Coarse-grained (CG) molecular simulations offer an efficient alternative to atomistic molecular dynamics to study large and complex biological systems. The accuracy of CG simulations has been increased dramatically by the introduction of machine-learned coarse-grained (MLCG) models. However, these models are typically designed to be used at a single thermodynamic point, lack temperature transferability, and can not be used to predict temperature dependent quantities like the heat capacity. Here we introduce a thermodynamically informed, temperature-transferable MLCG framework for proteins that explicitly decomposes the CG potential of mean force (PMF) into its energetic and entropic components. The model architecture enforces an exact thermodynamic relation between the energetic and entropic components of the PMF and guarantees physically consistent extrapolation and interpolation across temperature regimes. We validate this framework on an extensive dataset spanning a total of 250 $μ$s of molecular dynamics simulations across five temperatures between 300 K and 400 K for the Chignolin protein, and demonstrate that it reproduces the temperature dependency of the reference atomistic free energy surfaces, correcting the temperature-unaware baselines. Furthermore, we show that it is possible to apply an inexpensive, post-hoc temperature-dependent correction that does not require retraining the MLCG potential, accurately recovering the atomistic heat capacity at different temperatures. Overall, this work provides a physically grounded pathway toward thermodynamically transferable MLCG simulations of complex biomolecular systems.

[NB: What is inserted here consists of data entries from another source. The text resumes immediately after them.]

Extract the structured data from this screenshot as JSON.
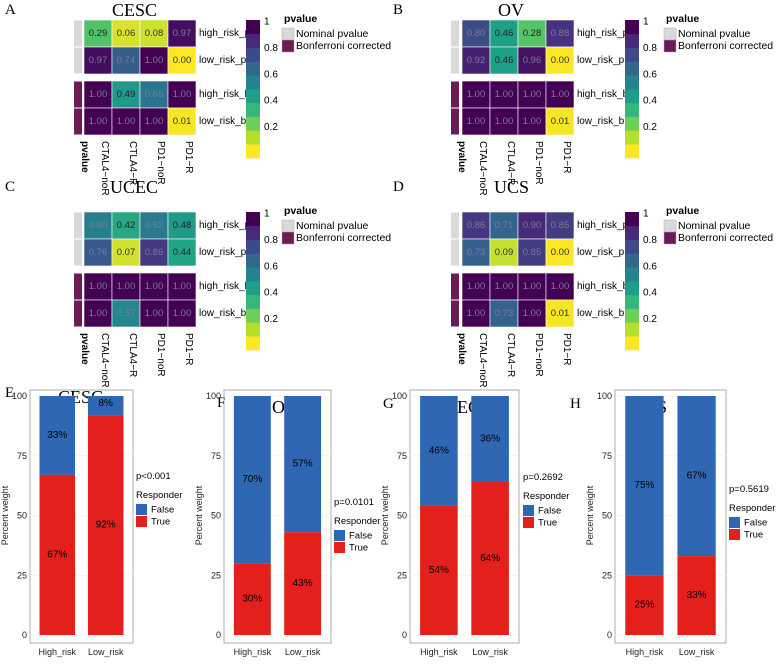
{
  "colorbar": {
    "ticks": [
      "1",
      "0.8",
      "0.6",
      "0.4",
      "0.2"
    ],
    "colors": [
      "#fde725",
      "#b5de2b",
      "#6ece58",
      "#35b779",
      "#1f9e89",
      "#26828e",
      "#31688e",
      "#3e4989",
      "#482878",
      "#440154"
    ]
  },
  "legend_heat": {
    "title": "pvalue",
    "items": [
      {
        "label": "Nominal pvalue",
        "color": "#d9d9d9"
      },
      {
        "label": "Bonferroni corrected",
        "color": "#6b1c57"
      }
    ]
  },
  "annotation_label": "pvalue",
  "legend_bar": {
    "title": "Responder",
    "items": [
      {
        "label": "False",
        "color": "#2f67b2"
      },
      {
        "label": "True",
        "color": "#e3201b"
      }
    ]
  },
  "chart_data": [
    {
      "type": "heatmap",
      "panel": "A",
      "title": "CESC",
      "rows": [
        "high_risk_p",
        "low_risk_p",
        "high_risk_b",
        "low_risk_b"
      ],
      "columns": [
        "CTAL4−noR",
        "CTLA4−R",
        "PD1−noR",
        "PD1−R"
      ],
      "values": [
        [
          "0.29",
          "0.06",
          "0.08",
          "0.97"
        ],
        [
          "0.97",
          "0.74",
          "1.00",
          "0.00"
        ],
        [
          "1.00",
          "0.49",
          "0.65",
          "1.00"
        ],
        [
          "1.00",
          "1.00",
          "1.00",
          "0.01"
        ]
      ],
      "value_range": [
        0,
        1
      ]
    },
    {
      "type": "heatmap",
      "panel": "B",
      "title": "OV",
      "rows": [
        "high_risk_p",
        "low_risk_p",
        "high_risk_b",
        "low_risk_b"
      ],
      "columns": [
        "CTAL4−noR",
        "CTLA4−R",
        "PD1−noR",
        "PD1−R"
      ],
      "values": [
        [
          "0.80",
          "0.46",
          "0.28",
          "0.88"
        ],
        [
          "0.92",
          "0.46",
          "0.96",
          "0.00"
        ],
        [
          "1.00",
          "1.00",
          "1.00",
          "1.00"
        ],
        [
          "1.00",
          "1.00",
          "1.00",
          "0.01"
        ]
      ],
      "value_range": [
        0,
        1
      ]
    },
    {
      "type": "heatmap",
      "panel": "C",
      "title": "UCEC",
      "rows": [
        "high_risk_p",
        "low_risk_p",
        "high_risk_b",
        "low_risk_b"
      ],
      "columns": [
        "CTAL4−noR",
        "CTLA4−R",
        "PD1−noR",
        "PD1−R"
      ],
      "values": [
        [
          "0.60",
          "0.42",
          "0.62",
          "0.48"
        ],
        [
          "0.76",
          "0.07",
          "0.86",
          "0.44"
        ],
        [
          "1.00",
          "1.00",
          "1.00",
          "1.00"
        ],
        [
          "1.00",
          "0.57",
          "1.00",
          "1.00"
        ]
      ],
      "value_range": [
        0,
        1
      ]
    },
    {
      "type": "heatmap",
      "panel": "D",
      "title": "UCS",
      "rows": [
        "high_risk_p",
        "low_risk_p",
        "high_risk_b",
        "low_risk_b"
      ],
      "columns": [
        "CTAL4−noR",
        "CTLA4−R",
        "PD1−noR",
        "PD1−R"
      ],
      "values": [
        [
          "0.86",
          "0.71",
          "0.90",
          "0.85"
        ],
        [
          "0.73",
          "0.09",
          "0.85",
          "0.00"
        ],
        [
          "1.00",
          "1.00",
          "1.00",
          "1.00"
        ],
        [
          "1.00",
          "0.73",
          "1.00",
          "0.01"
        ]
      ],
      "value_range": [
        0,
        1
      ]
    },
    {
      "type": "bar",
      "stacked": true,
      "panel": "E",
      "title": "CESC",
      "categories": [
        "High_risk",
        "Low_risk"
      ],
      "series": [
        {
          "name": "True",
          "values": [
            67,
            92
          ]
        },
        {
          "name": "False",
          "values": [
            33,
            8
          ]
        }
      ],
      "labels": {
        "True": [
          "67%",
          "92%"
        ],
        "False": [
          "33%",
          "8%"
        ]
      },
      "ylabel": "Percent weight",
      "ylim": [
        0,
        100
      ],
      "yticks": [
        "0",
        "25",
        "50",
        "75",
        "100"
      ],
      "pvalue": "p<0.001"
    },
    {
      "type": "bar",
      "stacked": true,
      "panel": "F",
      "title": "OV",
      "categories": [
        "High_risk",
        "Low_risk"
      ],
      "series": [
        {
          "name": "True",
          "values": [
            30,
            43
          ]
        },
        {
          "name": "False",
          "values": [
            70,
            57
          ]
        }
      ],
      "labels": {
        "True": [
          "30%",
          "43%"
        ],
        "False": [
          "70%",
          "57%"
        ]
      },
      "ylabel": "Percent weight",
      "ylim": [
        0,
        100
      ],
      "yticks": [
        "0",
        "25",
        "50",
        "75",
        "100"
      ],
      "pvalue": "p=0.0101"
    },
    {
      "type": "bar",
      "stacked": true,
      "panel": "G",
      "title": "UCEC",
      "categories": [
        "High_risk",
        "Low_risk"
      ],
      "series": [
        {
          "name": "True",
          "values": [
            54,
            64
          ]
        },
        {
          "name": "False",
          "values": [
            46,
            36
          ]
        }
      ],
      "labels": {
        "True": [
          "54%",
          "64%"
        ],
        "False": [
          "46%",
          "36%"
        ]
      },
      "ylabel": "Percent weight",
      "ylim": [
        0,
        100
      ],
      "yticks": [
        "0",
        "25",
        "50",
        "75",
        "100"
      ],
      "pvalue": "p=0.2692"
    },
    {
      "type": "bar",
      "stacked": true,
      "panel": "H",
      "title": "UCS",
      "categories": [
        "High_risk",
        "Low_risk"
      ],
      "series": [
        {
          "name": "True",
          "values": [
            25,
            33
          ]
        },
        {
          "name": "False",
          "values": [
            75,
            67
          ]
        }
      ],
      "labels": {
        "True": [
          "25%",
          "33%"
        ],
        "False": [
          "75%",
          "67%"
        ]
      },
      "ylabel": "Percent weight",
      "ylim": [
        0,
        100
      ],
      "yticks": [
        "0",
        "25",
        "50",
        "75",
        "100"
      ],
      "pvalue": "p=0.5619"
    }
  ]
}
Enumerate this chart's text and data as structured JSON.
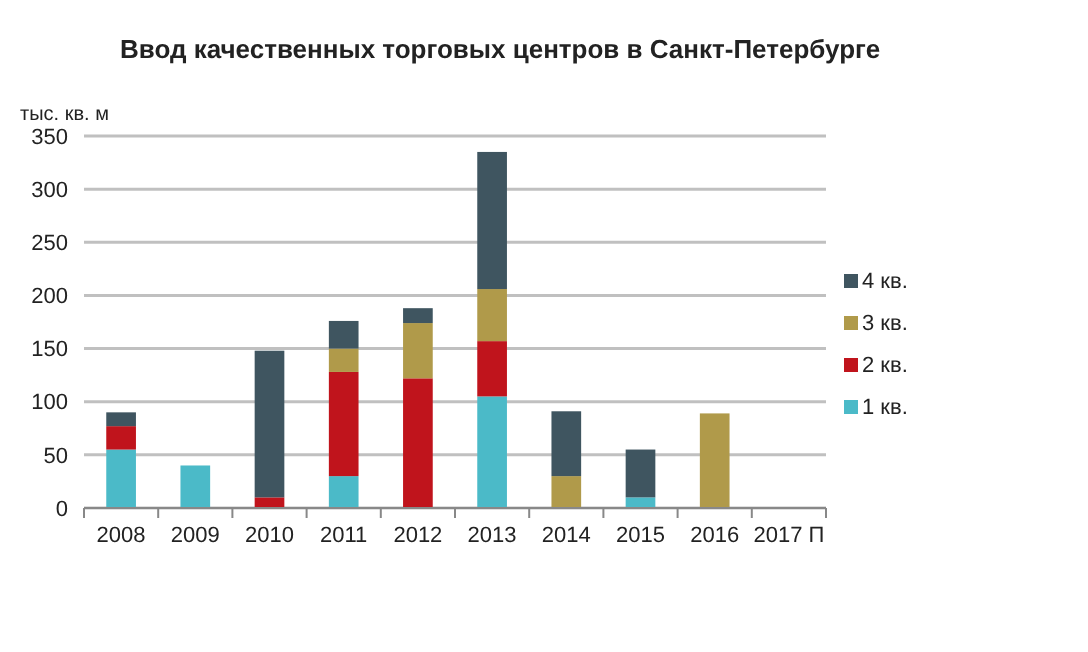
{
  "chart_data": {
    "type": "bar",
    "title": "Ввод качественных торговых центров в Санкт-Петербурге",
    "ylabel": "тыс. кв. м",
    "categories": [
      "2008",
      "2009",
      "2010",
      "2011",
      "2012",
      "2013",
      "2014",
      "2015",
      "2016",
      "2017 П"
    ],
    "stacked": true,
    "series": [
      {
        "name": "1 кв.",
        "color": "#4bbac8",
        "values": [
          55,
          40,
          0,
          30,
          0,
          105,
          0,
          10,
          0,
          null
        ]
      },
      {
        "name": "2 кв.",
        "color": "#c0141c",
        "values": [
          22,
          0,
          10,
          98,
          122,
          52,
          0,
          0,
          0,
          null
        ]
      },
      {
        "name": "3 кв.",
        "color": "#b09a4a",
        "values": [
          0,
          0,
          0,
          22,
          52,
          49,
          30,
          0,
          89,
          null
        ]
      },
      {
        "name": "4 кв.",
        "color": "#3f5560",
        "values": [
          13,
          0,
          138,
          26,
          14,
          129,
          61,
          45,
          0,
          null
        ]
      }
    ],
    "ylim": [
      0,
      350
    ],
    "yticks": [
      0,
      50,
      100,
      150,
      200,
      250,
      300,
      350
    ],
    "grid": "y",
    "legend": "right"
  }
}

翻译：粗粒化分子模拟为研究大型复杂生物系统提供了一种比原子分子动力学更高效的替代方案。通过引入机器学习粗粒化模型，粗粒化模拟的准确性已显著提升。然而，这类模型通常仅适用于单一热力学点，缺乏温度可传递性，且无法用于预测热容等温度依赖量。本文提出了一种热力学自洽、温度可传递的蛋白质MLCG框架，该框架将粗粒化平均力势显式分解为能量组分和熵组分。模型架构强制满足PMF能量与熵组分之间的精确热力学关系，并保证在温度区间内物理一致的外推与插值能力。我们基于涵盖300K至400K五个温度下总计250微秒分子动力学模拟的Chignolin蛋白数据集对该框架进行验证，证明其能够复现参考原子自由能面的温度依赖性，有效校正了不考虑温度信息的基线模型。此外，研究表明可通过一种低成本的后处理温度校正方法（无需重新训练MLCG势能）精确恢复不同温度下的原子热容。总体而言，本研究为复杂生物分子体系的热力学可传递MLCG模拟提供了具有物理基础的实现路径。